Monday, August 20, 2012

Why sell Nouri F-16s? So he can share with Iran?

The front page of yesterday's New York Times featured James Risen and Duraid Adnan's "U.S. Says Iraqis Are Helping Iran to Skirt Sanctions" about the White House's knowledge that Iraq is helping Iran "skirt economic sanctions."  The New York Times-owned Boston Globe runs the story but 'forgets' a byline and may leave readers with the impression that they originated the story.  The Toledo Blade runs the story but credits it to the Times.  AFP writes about the Times report and highlights this statement by Nouri al-Maliki's spokesperson, "We also have good relations with Iran that we do not want to break."  Covering the report, Reuters notes, "Barack Obama, the US president, acknowledged the problem last month when he barred a small Iraqi bank, the Elaf Islamic Bank, from any dealings with the American banking system, according to the report."

At Third yesterday, we offered "Editorial: We're giving that guy the F-16?" because it doesn't make a lot of sense to share F-16 technology with a government who's already helping Iran get around legal sanctions. But when does the US government make a great deal of sense? Al Arabia and AFP report that the US Joint Chiefs of Staff Gen Martin "Dempsey acknowleged arch-foe Iran was trying to expand its influence in Iraq but said the Baghdad leadership wanted to build up relations with the American military."  Dempsey's headed to Iraq to smooth things over because apparently money is more important than safety and it's more important to the White House that the F-16 deal goes through possibly because, as Dar Addustour noted last week, Iraq is also seeking arms from the Russian government.

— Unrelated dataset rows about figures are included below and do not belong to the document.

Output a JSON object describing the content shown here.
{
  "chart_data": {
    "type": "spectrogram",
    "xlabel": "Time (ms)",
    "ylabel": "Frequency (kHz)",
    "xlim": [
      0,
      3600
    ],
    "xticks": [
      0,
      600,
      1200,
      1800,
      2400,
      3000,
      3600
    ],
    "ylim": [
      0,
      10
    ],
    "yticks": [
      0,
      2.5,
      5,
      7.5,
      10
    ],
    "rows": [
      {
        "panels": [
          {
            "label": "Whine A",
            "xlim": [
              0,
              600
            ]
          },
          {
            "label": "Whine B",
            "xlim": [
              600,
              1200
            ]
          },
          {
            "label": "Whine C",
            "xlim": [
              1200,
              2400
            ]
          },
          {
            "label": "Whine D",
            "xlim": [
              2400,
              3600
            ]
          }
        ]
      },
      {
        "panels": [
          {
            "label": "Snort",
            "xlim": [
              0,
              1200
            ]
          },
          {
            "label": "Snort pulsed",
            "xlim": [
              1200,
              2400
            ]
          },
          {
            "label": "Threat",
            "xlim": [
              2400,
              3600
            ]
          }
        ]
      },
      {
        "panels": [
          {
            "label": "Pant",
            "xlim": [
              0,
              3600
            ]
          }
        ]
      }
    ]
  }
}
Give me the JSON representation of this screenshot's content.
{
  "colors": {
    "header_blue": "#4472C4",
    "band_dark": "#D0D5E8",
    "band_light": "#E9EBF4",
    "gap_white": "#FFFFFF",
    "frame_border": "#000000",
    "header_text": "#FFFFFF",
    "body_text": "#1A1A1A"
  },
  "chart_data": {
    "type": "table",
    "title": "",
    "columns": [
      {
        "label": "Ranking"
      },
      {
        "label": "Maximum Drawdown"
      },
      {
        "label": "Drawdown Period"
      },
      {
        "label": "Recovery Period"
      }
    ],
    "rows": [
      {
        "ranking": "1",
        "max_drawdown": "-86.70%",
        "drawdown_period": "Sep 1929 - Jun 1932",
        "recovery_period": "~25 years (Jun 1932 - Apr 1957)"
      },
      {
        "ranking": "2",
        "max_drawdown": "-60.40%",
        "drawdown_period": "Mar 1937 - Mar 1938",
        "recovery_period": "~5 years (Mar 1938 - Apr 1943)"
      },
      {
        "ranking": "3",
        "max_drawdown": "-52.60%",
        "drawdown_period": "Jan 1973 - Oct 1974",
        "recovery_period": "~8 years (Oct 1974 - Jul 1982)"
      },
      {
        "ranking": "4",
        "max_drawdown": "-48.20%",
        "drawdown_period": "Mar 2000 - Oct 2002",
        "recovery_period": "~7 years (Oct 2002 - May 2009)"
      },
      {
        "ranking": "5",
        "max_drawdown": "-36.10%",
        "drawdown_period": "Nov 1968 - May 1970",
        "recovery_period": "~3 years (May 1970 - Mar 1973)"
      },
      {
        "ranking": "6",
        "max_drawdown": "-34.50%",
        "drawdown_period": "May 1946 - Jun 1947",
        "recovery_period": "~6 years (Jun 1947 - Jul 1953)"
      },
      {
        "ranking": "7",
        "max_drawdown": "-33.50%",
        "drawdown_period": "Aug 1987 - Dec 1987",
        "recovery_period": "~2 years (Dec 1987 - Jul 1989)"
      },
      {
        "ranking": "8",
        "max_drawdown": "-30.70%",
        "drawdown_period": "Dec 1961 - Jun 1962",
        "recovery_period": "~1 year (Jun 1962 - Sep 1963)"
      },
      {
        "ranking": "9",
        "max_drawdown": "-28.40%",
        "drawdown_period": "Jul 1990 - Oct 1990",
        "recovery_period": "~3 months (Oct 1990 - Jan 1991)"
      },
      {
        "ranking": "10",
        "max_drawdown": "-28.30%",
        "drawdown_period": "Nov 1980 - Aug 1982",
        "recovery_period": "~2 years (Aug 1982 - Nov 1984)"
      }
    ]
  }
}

Iraq is currently observing Eid al-Fitr.  All Iraq News reports that Moqtada al-Sadr's bloc is calling on politicians to use the religious holiday to work towards a true reconciliation which will benefit Iraqis and resolve the differences.  While Moqtada's group calls for reconciliation, the outlet notes that Islamic Supreme Council of Iraq's Ammar al-Hakim used the holiday to sepak of martyrs, blood and warn of coming risks.  He then voiced his support for President Jalal Talabani's renewed call for a national conference.  Kitabat notes that this holiday sees thousands of children forced to play in dumps (cities) or in yards and orchards next to dumps (small towns) and that children are at risk being next to the waste disposal.  All Iraq News notes that the largest percent of orphans in the Arab world are in Iraq where over five million exist as a result of the violence.

Holiday or not, the violence continues.  Alsumaria notes a Diyala Province roadside bombing which left three soldiers injured.  The political crisis continues as well and All Iraq News reports that Iraqiya has stated the only person benefitting from the ongoing crisis is Nouri.  Alsumaria adds that Iraqiya continues their call for a government of national partnership (as opposed to what Nouri's offered).  And Iraqiya MP Yassin al-Mutlaq states that the biggest cause of problems in Iraq today is the inabilty to address the political crisisRaman Brosk (AKnews) reports, "The State of Law Coalition (SLC) led by Prime Minister Nouri al-Maliki has said that it is not responsible for naming the interior and defense ministers, adding that resolving the file needs sincere intentions from all of the political blocs."

Saturday Diyala Province Governor Hashim Hayali and his wife died in what's being called a car accident (Hayali most recently survived an assassination attempt April 21st).  All Iraq News notes that Iraqiya issued a statement noting the "tragic loss." 

On this week's Law and Disorder Radio,  an hour long program that airs Monday mornings at 9:00 a.m. EST on WBAI and around the country throughout the week, hosted by attorneys Heidi Boghosian, Michael S. Smith and Michael Ratner (Center for Constitutional Rights) topics addressed include Guantanamo, and Philip Weiss who discusses Palestine.  (We don't note George Soros, sorry, or those who receive his largess.)  Apparently the show's segments were taped either before Friday or before Julian Assange's Sunday press conference and they decided to wait to explore the topic.  They'll probably grab it at the top of the show next Monday -- which is NOT Labor Day.  On Labor Day, two Mondays from now, I will post entries late as a I do most holidays.  A snapshot will be dependent upon that day's events.  Other than Monday, we'll be on regular schedule here and Kat's going to be doing a series of album reviews here during the holiday weekend (see her site tonight). And sorry, I've corrected this. When it went up this morning, I thought Labor Day was this coming Monday -- it's two Mondays from now. My apologies.